Est-ce que le film aurait été différent s'il avait été produit 100% au Japon ?
Yôko Kuno
Rien que sur le décor, je pense que cela aurait été très différent si l'équipe avait été entièrement japonaise. Dans le décor, on voit un style français en tout cas celui de l'équipe de Julien. Au Japon on peut sans doute trouver des artistes comme lui mais il n’y pas d’équipe capable de travailler avec ce style-là. Si cela avait été des japonais, par exemple l'été qu'on voit dans le film aurait été beaucoup plus humide qu’il n’est dépeint.
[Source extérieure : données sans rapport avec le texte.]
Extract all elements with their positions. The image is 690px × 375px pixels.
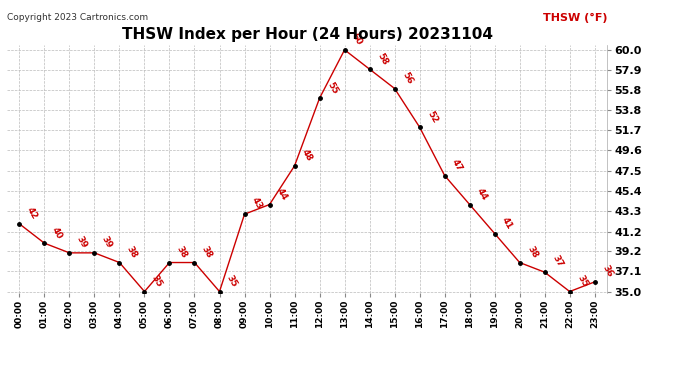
Text: 38: 38 — [525, 244, 540, 260]
Text: 47: 47 — [450, 157, 464, 173]
Text: 44: 44 — [275, 186, 289, 202]
Text: 35: 35 — [225, 273, 239, 289]
Text: 39: 39 — [100, 235, 114, 250]
Text: 37: 37 — [550, 254, 564, 269]
Text: 41: 41 — [500, 215, 514, 231]
Text: 56: 56 — [400, 70, 414, 86]
Text: 55: 55 — [325, 80, 339, 95]
Text: 52: 52 — [425, 109, 440, 124]
Text: 60: 60 — [350, 32, 364, 47]
Text: 43: 43 — [250, 196, 264, 211]
Text: 38: 38 — [200, 244, 214, 260]
Text: 40: 40 — [50, 225, 64, 240]
Text: Copyright 2023 Cartronics.com: Copyright 2023 Cartronics.com — [7, 13, 148, 22]
Text: 36: 36 — [600, 264, 614, 279]
Text: 38: 38 — [175, 244, 189, 260]
Text: 35: 35 — [150, 273, 164, 289]
Text: 48: 48 — [300, 148, 314, 163]
Title: THSW Index per Hour (24 Hours) 20231104: THSW Index per Hour (24 Hours) 20231104 — [121, 27, 493, 42]
Text: 44: 44 — [475, 186, 489, 202]
Text: 42: 42 — [25, 206, 39, 221]
Text: 58: 58 — [375, 51, 389, 66]
Text: 39: 39 — [75, 235, 89, 250]
Text: THSW (°F): THSW (°F) — [543, 13, 607, 23]
Text: 38: 38 — [125, 244, 139, 260]
Text: 35: 35 — [575, 273, 589, 289]
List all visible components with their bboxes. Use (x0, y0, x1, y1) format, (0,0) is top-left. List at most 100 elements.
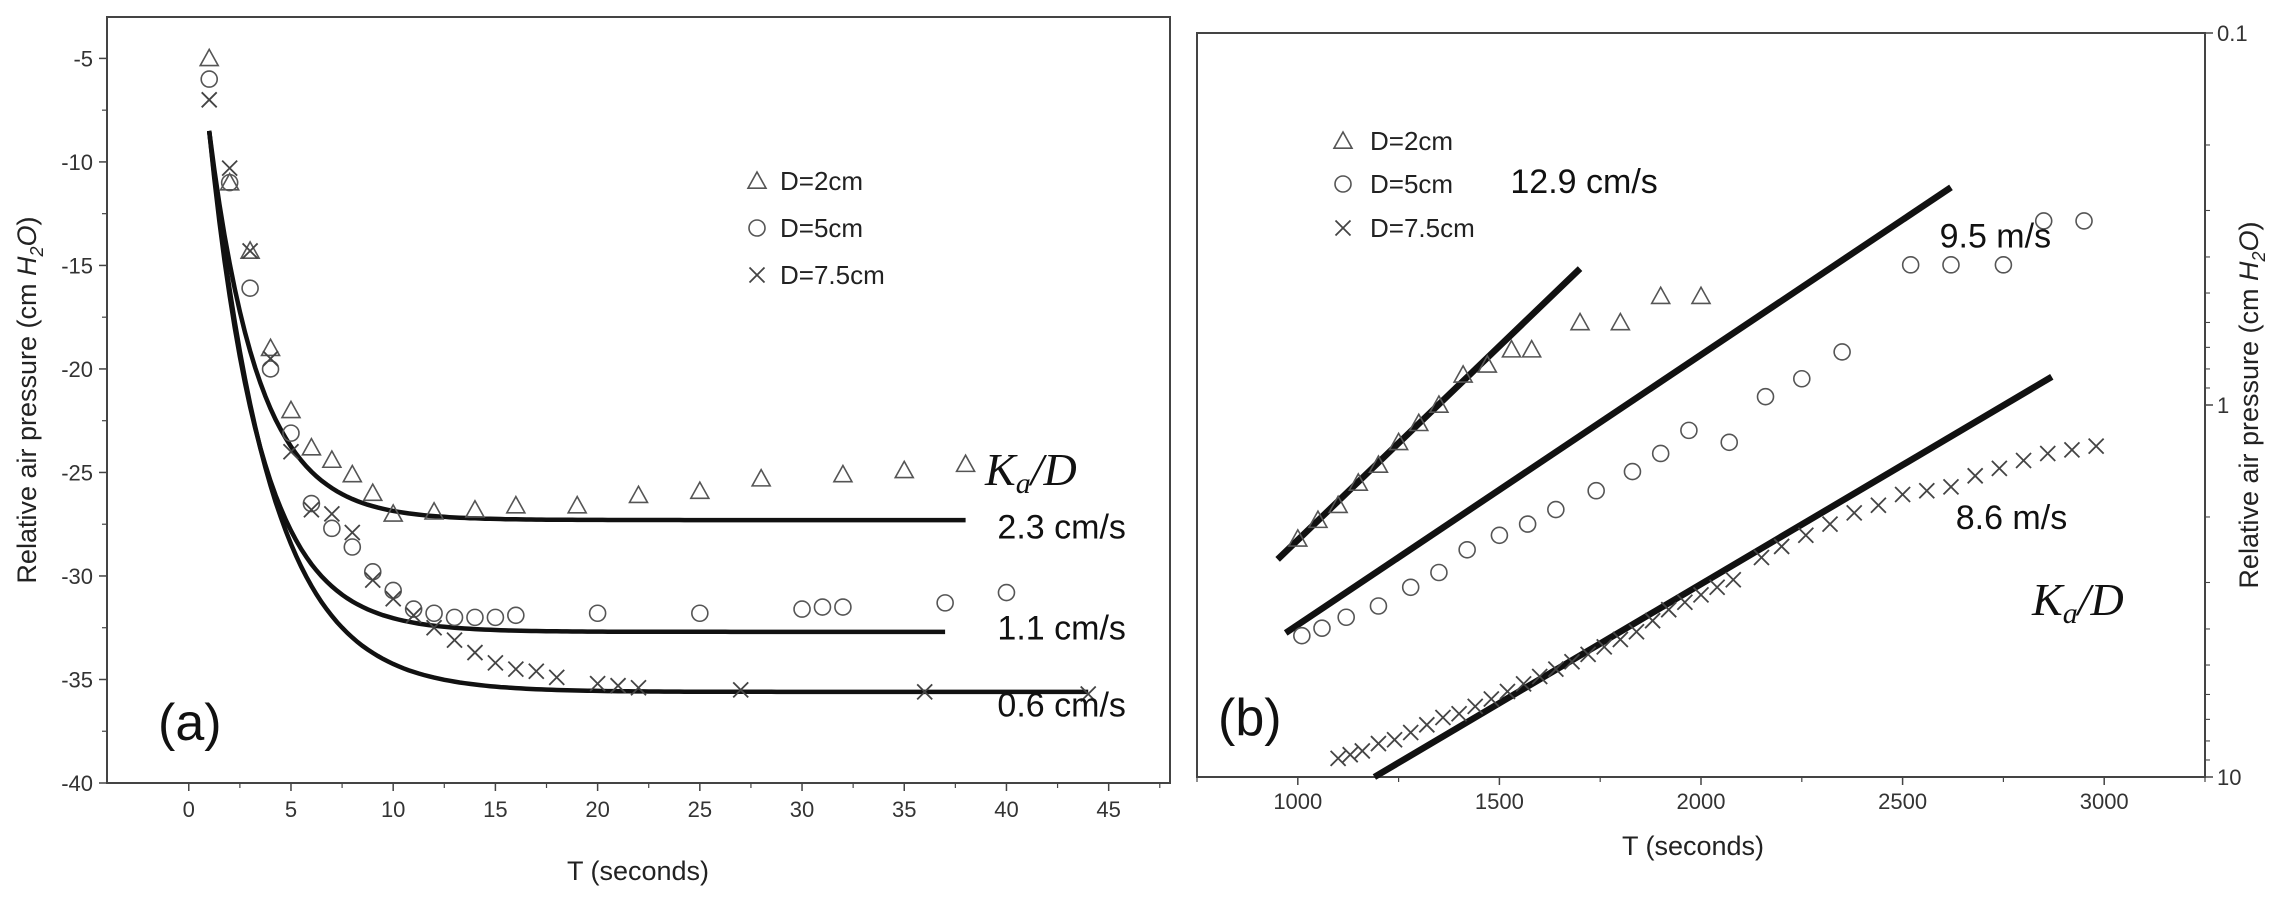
data-point-b-circle-15 (1756, 387, 1775, 406)
panel-label-a: (a) (158, 694, 222, 752)
data-point-a-circle-13 (466, 608, 484, 627)
data-point-a-cross-12 (446, 632, 463, 649)
data-point-b-cross-0-stroke-2 (1329, 750, 1347, 767)
ka-a-main: K (984, 444, 1018, 495)
fit-lines-b (1275, 184, 2054, 780)
fit-rate-a-2: 1.1 cm/s (997, 610, 1125, 648)
data-point-b-triangle-9 (1476, 354, 1498, 373)
data-point-b-cross-0 (1329, 750, 1347, 767)
ka-a-sub: a (1016, 467, 1031, 500)
plot-frame-a (106, 16, 1171, 784)
x-tick-label-a-9: 45 (1096, 797, 1120, 822)
data-point-b-cross-29 (1821, 515, 1839, 533)
data-point-a-triangle-12 (505, 494, 527, 514)
data-point-a-cross-14 (487, 654, 504, 672)
x-tick-label-a-1: 5 (285, 797, 297, 822)
data-point-b-cross-31-stroke-2 (1870, 497, 1887, 514)
data-point-a-cross-8-stroke-2 (364, 571, 381, 589)
data-point-a-triangle-2 (239, 240, 261, 259)
legend-b: D=2cm D=5cm D=7.5cm (1332, 126, 1475, 243)
fit-lines-a (206, 130, 1089, 695)
data-point-a-triangle-9 (382, 503, 404, 522)
data-point-b-cross-25-stroke-2 (1725, 571, 1742, 588)
x-axis-title-a: T (seconds) (567, 856, 709, 886)
data-point-a-circle-9 (384, 581, 402, 600)
data-point-a-triangle-16 (750, 468, 772, 487)
y-tick-label-b-2: 10 (2217, 765, 2241, 790)
data-point-b-cross-6 (1418, 716, 1435, 733)
data-point-b-cross-18 (1612, 631, 1629, 648)
data-point-b-circle-22 (2075, 212, 2093, 230)
data-point-b-cross-7-stroke-2 (1434, 709, 1452, 726)
data-point-a-cross-14-stroke-2 (487, 654, 504, 672)
data-point-a-circle-8 (363, 563, 382, 581)
data-point-b-triangle-5 (1388, 431, 1409, 451)
y-axis-title-a-h: H (12, 256, 42, 276)
fit-rate-b-1: 12.9 cm/s (1510, 163, 1657, 201)
data-point-b-cross-8-stroke-2 (1450, 705, 1468, 722)
y-axis-title-b-prefix: Relative air pressure (cm (2234, 281, 2264, 589)
data-point-b-triangle-12 (1569, 311, 1591, 331)
data-point-b-circle-18 (1901, 256, 1920, 274)
y-tick-label-b-0: 0.1 (2217, 21, 2248, 46)
data-point-b-cross-29-stroke-2 (1821, 515, 1839, 533)
data-point-b-cross-30-stroke-2 (1846, 504, 1863, 522)
data-point-b-cross-23 (1692, 586, 1710, 604)
data-point-a-cross-18-stroke-2 (589, 675, 606, 692)
data-point-b-cross-27 (1773, 538, 1790, 555)
data-point-a-cross-15-stroke-2 (507, 660, 524, 678)
data-point-a-cross-22-stroke-2 (916, 683, 933, 701)
data-point-b-circle-1 (1313, 619, 1331, 637)
y-tick-label-a-2: -30 (61, 564, 93, 589)
data-point-b-cross-4 (1386, 731, 1403, 748)
data-point-a-circle-6 (323, 519, 341, 538)
data-point-b-triangle-14 (1650, 285, 1672, 305)
fit-line-b-2 (1283, 184, 1953, 636)
data-point-b-triangle-7 (1428, 394, 1450, 414)
data-point-a-cross-19 (609, 677, 627, 694)
data-point-b-cross-27-stroke-2 (1773, 538, 1790, 555)
data-point-b-triangle-0 (1287, 528, 1309, 547)
data-point-b-circle-20 (1994, 256, 2013, 274)
data-point-b-circle-5 (1430, 563, 1448, 582)
data-point-b-cross-9-stroke-2 (1467, 698, 1484, 715)
data-point-a-circle-19 (813, 598, 832, 616)
data-point-a-cross-23-stroke-2 (1080, 685, 1097, 703)
data-point-a-cross-19-stroke-2 (609, 677, 627, 694)
y-axis-title-b-o: O (2234, 230, 2264, 251)
data-point-b-circle-9 (1547, 500, 1565, 519)
data-point-b-cross-17 (1596, 638, 1613, 656)
data-point-b-cross-5 (1402, 724, 1419, 741)
data-point-b-cross-13-stroke-2 (1531, 668, 1548, 685)
data-point-b-cross-35-stroke-2 (1967, 467, 1984, 484)
data-point-a-cross-17 (548, 669, 565, 686)
data-point-a-cross-10-stroke-2 (405, 607, 422, 624)
data-point-b-cross-6-stroke-2 (1418, 716, 1435, 733)
data-point-a-circle-16 (588, 604, 607, 623)
data-point-b-cross-26-stroke-2 (1753, 549, 1770, 566)
data-point-b-circle-12 (1651, 444, 1670, 463)
x-tick-label-a-7: 35 (892, 797, 916, 822)
data-point-a-cross-6 (323, 505, 341, 523)
data-point-b-circle-2 (1337, 608, 1355, 627)
data-point-b-triangle-4 (1368, 454, 1389, 474)
data-point-a-cross-1-stroke-2 (221, 159, 238, 177)
data-point-b-cross-15 (1563, 653, 1581, 670)
x-tick-label-b-2: 2000 (1677, 789, 1726, 814)
data-point-b-cross-22-stroke-2 (1676, 594, 1694, 611)
data-point-a-circle-7 (343, 538, 362, 556)
data-point-a-cross-22 (916, 683, 933, 701)
fit-line-b-3 (1372, 374, 2054, 780)
y-tick-label-a-7: -5 (73, 46, 93, 71)
x-tick-label-b-0: 1000 (1273, 789, 1322, 814)
data-point-b-triangle-2 (1327, 494, 1349, 514)
fit-rate-b-2: 9.5 m/s (1940, 217, 2051, 255)
y-axis-title-b-sub: 2 (2249, 251, 2269, 262)
legend-b-triangle-icon (1332, 130, 1354, 149)
data-point-a-cross-0-stroke-2 (201, 91, 218, 108)
data-point-a-circle-18 (793, 600, 811, 618)
data-point-b-cross-20-stroke-2 (1644, 612, 1661, 629)
data-point-b-triangle-15 (1690, 285, 1712, 305)
legend-b-label-1: D=2cm (1370, 126, 1453, 156)
data-point-b-circle-7 (1490, 526, 1509, 545)
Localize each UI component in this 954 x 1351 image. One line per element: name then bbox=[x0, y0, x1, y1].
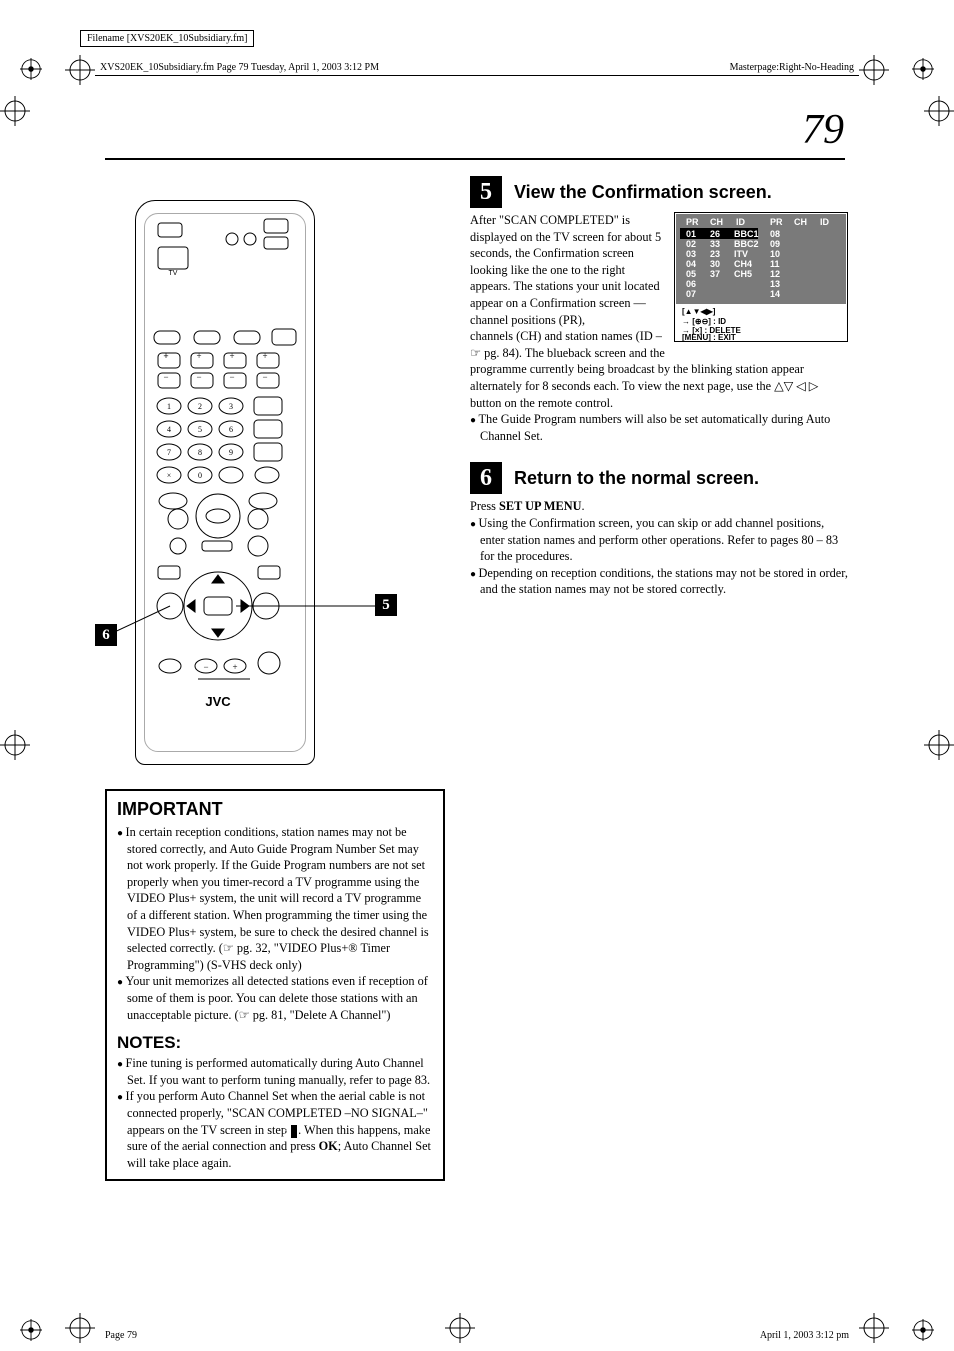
step6-press-post: . bbox=[582, 499, 585, 513]
svg-text:10: 10 bbox=[770, 249, 780, 259]
remote-illustration: TV ++++ −−−− 123 456 789 ×0 −+ JVC bbox=[135, 200, 315, 765]
registration-mark bbox=[20, 58, 42, 80]
crosshair-mark bbox=[924, 96, 954, 126]
svg-text:CH: CH bbox=[794, 217, 807, 227]
crosshair-mark bbox=[65, 1313, 95, 1343]
filename-label: Filename [XVS20EK_10Subsidiary.fm] bbox=[80, 30, 254, 47]
svg-text:12: 12 bbox=[770, 269, 780, 279]
step-5-bullet-1: The Guide Program numbers will also be s… bbox=[470, 411, 848, 444]
notes-b2-bold: OK bbox=[319, 1139, 338, 1153]
step-6-bullet-1: Using the Confirmation screen, you can s… bbox=[470, 515, 848, 565]
step-5-title: View the Confirmation screen. bbox=[514, 182, 772, 203]
notes-bullet-2: If you perform Auto Channel Set when the… bbox=[117, 1088, 433, 1171]
svg-text:01: 01 bbox=[686, 229, 696, 239]
svg-text:ID: ID bbox=[736, 217, 746, 227]
notes-title: NOTES: bbox=[117, 1033, 433, 1053]
notes-bullet-1: Fine tuning is performed automatically d… bbox=[117, 1055, 433, 1088]
step-5-heading: 5 View the Confirmation screen. bbox=[470, 176, 848, 208]
svg-text:BBC2: BBC2 bbox=[734, 239, 759, 249]
svg-text:37: 37 bbox=[710, 269, 720, 279]
svg-text:CH: CH bbox=[710, 217, 723, 227]
svg-text:CH5: CH5 bbox=[734, 269, 752, 279]
step6-press-bold: SET UP MENU bbox=[499, 499, 581, 513]
svg-text:[▲▼◀▶]: [▲▼◀▶] bbox=[682, 307, 716, 316]
crosshair-mark bbox=[859, 55, 889, 85]
svg-text:CH4: CH4 bbox=[734, 259, 752, 269]
step6-press-pre: Press bbox=[470, 499, 499, 513]
svg-text:08: 08 bbox=[770, 229, 780, 239]
svg-text:[MENU] : EXIT: [MENU] : EXIT bbox=[682, 333, 736, 342]
header-right-text: Masterpage:Right-No-Heading bbox=[730, 62, 854, 73]
horizontal-rule bbox=[105, 158, 845, 160]
svg-text:PR: PR bbox=[686, 217, 699, 227]
step-6-heading: 6 Return to the normal screen. bbox=[470, 462, 848, 494]
svg-text:03: 03 bbox=[686, 249, 696, 259]
svg-text:PR: PR bbox=[770, 217, 783, 227]
crosshair-mark bbox=[924, 730, 954, 760]
page-footer: Page 79 April 1, 2003 3:12 pm bbox=[105, 1330, 849, 1341]
important-bullet-2: Your unit memorizes all detected station… bbox=[117, 973, 433, 1023]
svg-text:→ [⊕⊖] : ID: → [⊕⊖] : ID bbox=[682, 317, 726, 326]
callout-5-badge: 5 bbox=[375, 594, 397, 616]
svg-text:11: 11 bbox=[770, 259, 780, 269]
svg-text:33: 33 bbox=[710, 239, 720, 249]
confirmation-screen-graphic: PR CH ID PR CH ID 01 26 BBC1 08 02 33 BBC2 09 03 23 IT… bbox=[674, 212, 848, 347]
svg-text:14: 14 bbox=[770, 289, 780, 299]
svg-text:BBC1: BBC1 bbox=[734, 229, 759, 239]
important-title: IMPORTANT bbox=[117, 799, 433, 820]
step-5-number: 5 bbox=[470, 176, 502, 208]
registration-mark bbox=[912, 1319, 934, 1341]
svg-text:09: 09 bbox=[770, 239, 780, 249]
svg-text:05: 05 bbox=[686, 269, 696, 279]
svg-text:13: 13 bbox=[770, 279, 780, 289]
step-6-press-line: Press SET UP MENU. bbox=[470, 498, 848, 515]
registration-mark bbox=[912, 58, 934, 80]
page-number: 79 bbox=[802, 106, 844, 154]
footer-right: April 1, 2003 3:12 pm bbox=[760, 1330, 849, 1341]
svg-text:30: 30 bbox=[710, 259, 720, 269]
step-6-bullet-2: Depending on reception conditions, the s… bbox=[470, 565, 848, 598]
notes-step-badge: 5 bbox=[291, 1125, 297, 1139]
svg-text:ITV: ITV bbox=[734, 249, 748, 259]
page-header: XVS20EK_10Subsidiary.fm Page 79 Tuesday,… bbox=[100, 62, 854, 73]
registration-mark bbox=[20, 1319, 42, 1341]
crosshair-mark bbox=[0, 730, 30, 760]
crosshair-mark bbox=[65, 55, 95, 85]
important-notes-box: IMPORTANT In certain reception condition… bbox=[105, 789, 445, 1181]
svg-text:07: 07 bbox=[686, 289, 696, 299]
important-bullet-1: In certain reception conditions, station… bbox=[117, 824, 433, 973]
footer-left: Page 79 bbox=[105, 1330, 137, 1341]
crosshair-mark bbox=[859, 1313, 889, 1343]
svg-text:04: 04 bbox=[686, 259, 696, 269]
svg-text:23: 23 bbox=[710, 249, 720, 259]
header-left-text: XVS20EK_10Subsidiary.fm Page 79 Tuesday,… bbox=[100, 62, 379, 73]
svg-text:26: 26 bbox=[710, 229, 720, 239]
svg-text:02: 02 bbox=[686, 239, 696, 249]
crosshair-mark bbox=[0, 96, 30, 126]
step-6-number: 6 bbox=[470, 462, 502, 494]
svg-text:06: 06 bbox=[686, 279, 696, 289]
callout-6-badge: 6 bbox=[95, 624, 117, 646]
callout-lines bbox=[136, 201, 316, 766]
svg-text:ID: ID bbox=[820, 217, 830, 227]
header-rule bbox=[95, 75, 859, 76]
step-6-title: Return to the normal screen. bbox=[514, 468, 759, 489]
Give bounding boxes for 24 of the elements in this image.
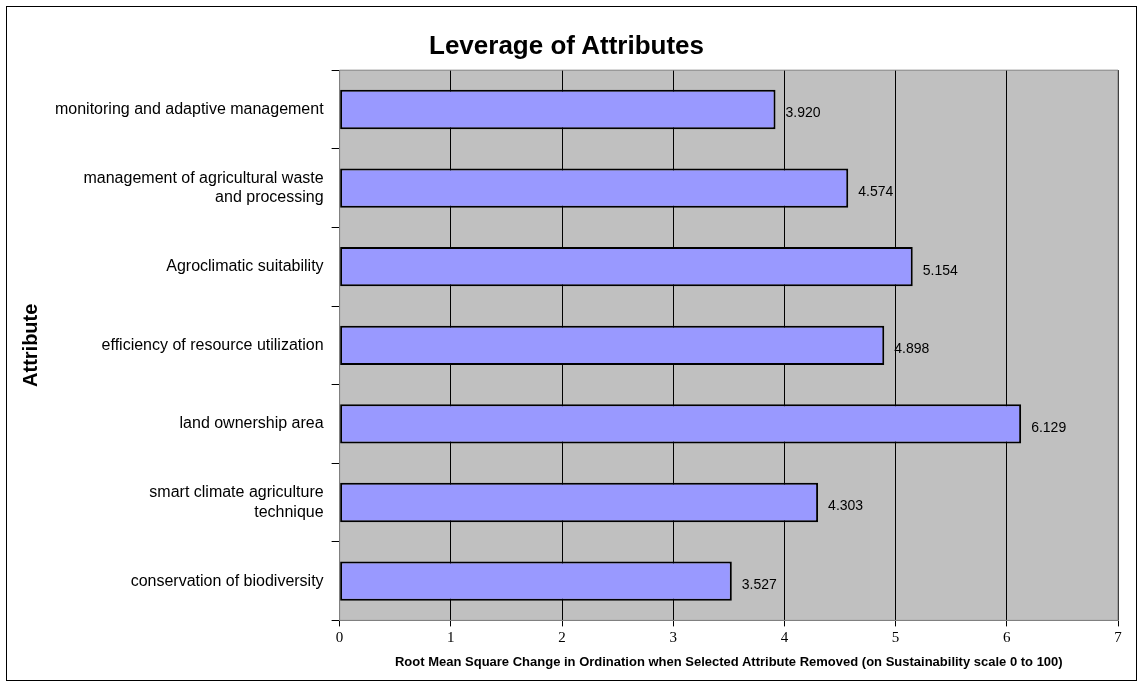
y-tick-label: management of agricultural waste and processing [83, 168, 324, 206]
x-tick-label: 6 [1003, 629, 1012, 646]
x-tick-label: 2 [558, 629, 566, 646]
x-tick-label: 0 [335, 629, 344, 646]
y-tick-label: smart climate agriculture technique [149, 483, 324, 520]
data-label: 4.303 [828, 497, 864, 514]
y-axis-title: Attribute [18, 303, 41, 387]
data-label: 5.154 [922, 261, 958, 278]
x-axis-title: Root Mean Square Change in Ordination when Selected Attribute Removed (on Sustainability scale 0 to 100) [394, 653, 1063, 669]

Est-ce qu'à l'arrivée Anzu, chat-fantôme correspond à ce que vous avez imaginé au départ ?
Nobuhiro Yamashita
Comme je viens de la prise de vues réelles, je ne pouvais vraiment pas imaginer comment serait le résultat final. Mais à chaque fois j’ai découvert les décors créés par l'équipe française avec beaucoup de plaisir. C’est sans doute devenu quelque chose de très différent de tout ce que j’aurais pu imaginer.
Yôko Kuno
C'est la première fois que je réalise un long métrage, donc je ne pouvais pas imaginer quel serait le résultat final. D’autant que nous travaillions avec une équipe nombreuse. Mais chaque fois qu'on recevait des couleurs, des décors, je voyais peu à peu très bien ce que cela pouvait donner.

Nobuhiro Yamashita, c'est votre premier travail dans l'animation. Est-ce que vous avez envie de continuer ?
Nobuhiro Yamashita
Si c’est avec Yôko, avec grand plaisir.

Qu'est-ce qui vous a le plus surpris par rapport à la prise de vue réelle ?
Nobuhiro Yamashita
La durée de la production a été très longue, beaucoup plus longue que tout ce à quoi j'étais habitué. Après, il y a des contraintes pour la prise de vue réelle. Par exemple, quand il ne fait pas beau, il faut attendre. Des contraintes inexistantes en animation, ce qui est un avantage. Après, pour moi, dans la prises de vues réelles l'interprétation, le jeu d'acteur sont le plus important. Donc je n'étais pas sûr au début de pouvoir transposer cette qualité en animation. Mais j'ai été agréablement surpris de voir que finalement, en animation aussi, on peut tout à fait rendre le jeu d'un acteur et même parfois mieux que dans la prise de vue réelle. Cela m’a beaucoup ému.

Etes-vous déjà venus à Annecy?
Nobuhiro Yamashita
C’est vraiment la première fois que je viens à Annecy. Je n’étais non plus jamais allé à Cannes
Yôko Kuno
L’année dernière je suis venue à Annecy pour le WIP mais je ne peux pas dire que je suis une habituée du festival.